Bollette 28 giorni, ricorso respinto: le compagnie dovranno restituire i soldi

Bollette 28 giorni, ricorso respinto: le compagnie dovranno restituire i soldi

"Una vittoria su tutti i fronti dei consumatori e del Codacons, associazione dalle cui denunce ad Agcom e Antitrust e' nata tutta la vicenda delle bollette a 28 giorni". La decisione è stata presa il 4 luglio in Camera di consiglio e ha respinto l'appello principale e quello in via incidentale: la scelta del Consiglio di Stato è stata depositata oggi. I giudici amministrativi avevano fatto riferimento al fatto che la violazione commessa risaliva al giugno 2017, quando il massimo edittale della sanzione era appunto di 580.000 euro.

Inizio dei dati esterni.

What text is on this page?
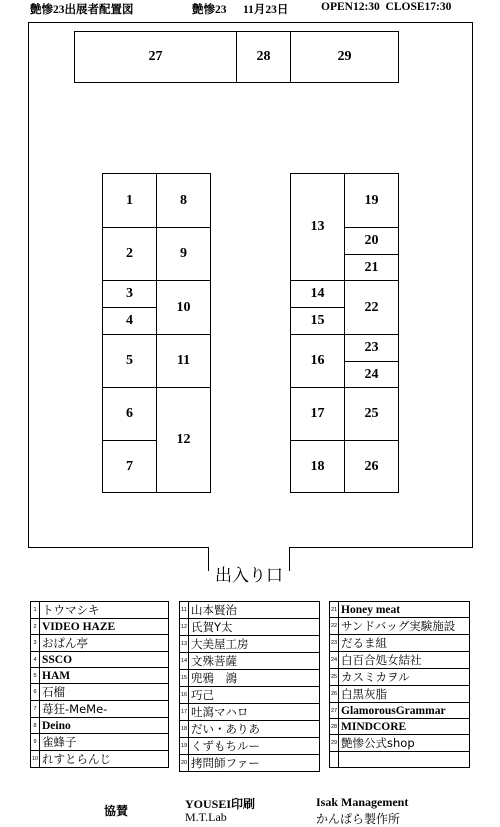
艶惨23出展者配置図	艶惨23 11月23日	OPEN12:30  CLOSE17:30
出入り口
27	28	29
1
2
3
4
5
6
7
8
9
10
11
12
13
14
15
16
17
18
19
20
21
22
23
24
25
26
1	トウマシキ
2	VIDEO HAZE
3	おぱん亭
4	SSCO
5	HAM
6	石榴
7	苺狂-MeMe-
8	Deino
9	雀蜂子
10	れすとらんじ
11	山本賢治
12	氏賀Y太
13	大美屋工房
14	文殊菩薩
15	兜鴉　鴻
16	巧己
17	吐瀉マハロ
18	だい・ありあ
19	くずもちルー
20	拷問師ファー
21	Honey meat
22	サンドバッグ実験施設
23	だるま組
24	白百合処女結社
25	カスミカヲル
26	白黒灰脂
27	GlamorousGrammar
28	MINDCORE
29	艶惨公式shop

協賛	YOUSEI印刷
M.T.Lab
Isak Management
かんぱら製作所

La battaglia era cominciata con il decreto fisco collegato alla manovra poi convertito con la legge 172/2017 che imponeva lo stop alla fatturazione delle bollette ogni 28 giorni per la telefonia, le pay tv, e Internet ma non per luce e gas.

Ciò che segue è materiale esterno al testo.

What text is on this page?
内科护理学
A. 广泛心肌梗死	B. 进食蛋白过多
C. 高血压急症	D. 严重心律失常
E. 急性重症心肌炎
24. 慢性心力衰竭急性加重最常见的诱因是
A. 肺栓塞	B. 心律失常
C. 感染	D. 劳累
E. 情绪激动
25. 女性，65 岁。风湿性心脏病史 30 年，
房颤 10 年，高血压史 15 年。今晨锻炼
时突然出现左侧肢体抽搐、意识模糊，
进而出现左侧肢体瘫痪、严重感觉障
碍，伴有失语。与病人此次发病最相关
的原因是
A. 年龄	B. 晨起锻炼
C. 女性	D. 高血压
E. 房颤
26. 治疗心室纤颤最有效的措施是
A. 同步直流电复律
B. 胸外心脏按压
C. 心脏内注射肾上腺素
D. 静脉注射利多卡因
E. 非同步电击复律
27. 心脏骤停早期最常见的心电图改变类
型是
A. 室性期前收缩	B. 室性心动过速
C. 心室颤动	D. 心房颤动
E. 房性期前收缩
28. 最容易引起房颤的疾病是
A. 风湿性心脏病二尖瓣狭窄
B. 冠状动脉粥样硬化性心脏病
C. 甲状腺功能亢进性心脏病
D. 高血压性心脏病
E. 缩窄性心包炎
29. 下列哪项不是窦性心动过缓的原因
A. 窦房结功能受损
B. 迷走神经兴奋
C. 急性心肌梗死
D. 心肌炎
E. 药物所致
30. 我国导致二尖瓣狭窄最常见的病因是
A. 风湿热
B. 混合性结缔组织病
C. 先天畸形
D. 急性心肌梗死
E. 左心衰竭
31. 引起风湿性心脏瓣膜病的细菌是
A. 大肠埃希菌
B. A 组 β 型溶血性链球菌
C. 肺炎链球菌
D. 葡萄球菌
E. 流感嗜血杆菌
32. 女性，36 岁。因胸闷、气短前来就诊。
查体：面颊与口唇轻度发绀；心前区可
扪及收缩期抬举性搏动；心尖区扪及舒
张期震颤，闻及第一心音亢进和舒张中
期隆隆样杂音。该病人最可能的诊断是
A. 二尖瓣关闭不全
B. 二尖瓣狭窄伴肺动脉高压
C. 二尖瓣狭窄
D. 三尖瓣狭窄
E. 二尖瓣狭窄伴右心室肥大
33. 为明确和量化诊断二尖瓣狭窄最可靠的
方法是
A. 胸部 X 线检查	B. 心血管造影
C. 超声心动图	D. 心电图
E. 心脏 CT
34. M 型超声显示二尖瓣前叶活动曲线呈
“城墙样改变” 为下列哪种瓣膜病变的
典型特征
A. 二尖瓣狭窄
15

"Si apre definitivamente la strada ai rimborsi diretti in favore degli utenti che - attraverso il meccanismo della compensazione dei giorni erosi con le fatturazioni future - dovrebbero ricevere un indennizzo quantificabile tra i 30 e i 50 euro ciascuno per le maggiori spese sostenute a causa dell'illegittima pratica delle bollette a 28 giorni", ha affermato il presidente Carlo Rienzi. La palese illegittimità dell'applicazione dei sistemi di rinnovo e fatturazione a 28 giorni riguarda peraltro anche coloro che hanno esercitato il recesso dai contratti successivamente al 23 giugno 2017. "Gli operatori dovranno posticipare la data di decorrenza della fattura per un numero di giorni pari a quelli erosi (eventualmente spalmati su più fatture)" conclude.

Il Consiglio di Stato si è pronunciato in merito alla decisione dell'AGCOM di abolire la tariffazione a 28 giorni, sostenendo i consumatori e respingendo l'appello proposto dagli operatori di mercato, quali Wind, Fastweb e Vodafone, che saranno dunque costretti a rimborsare i clienti.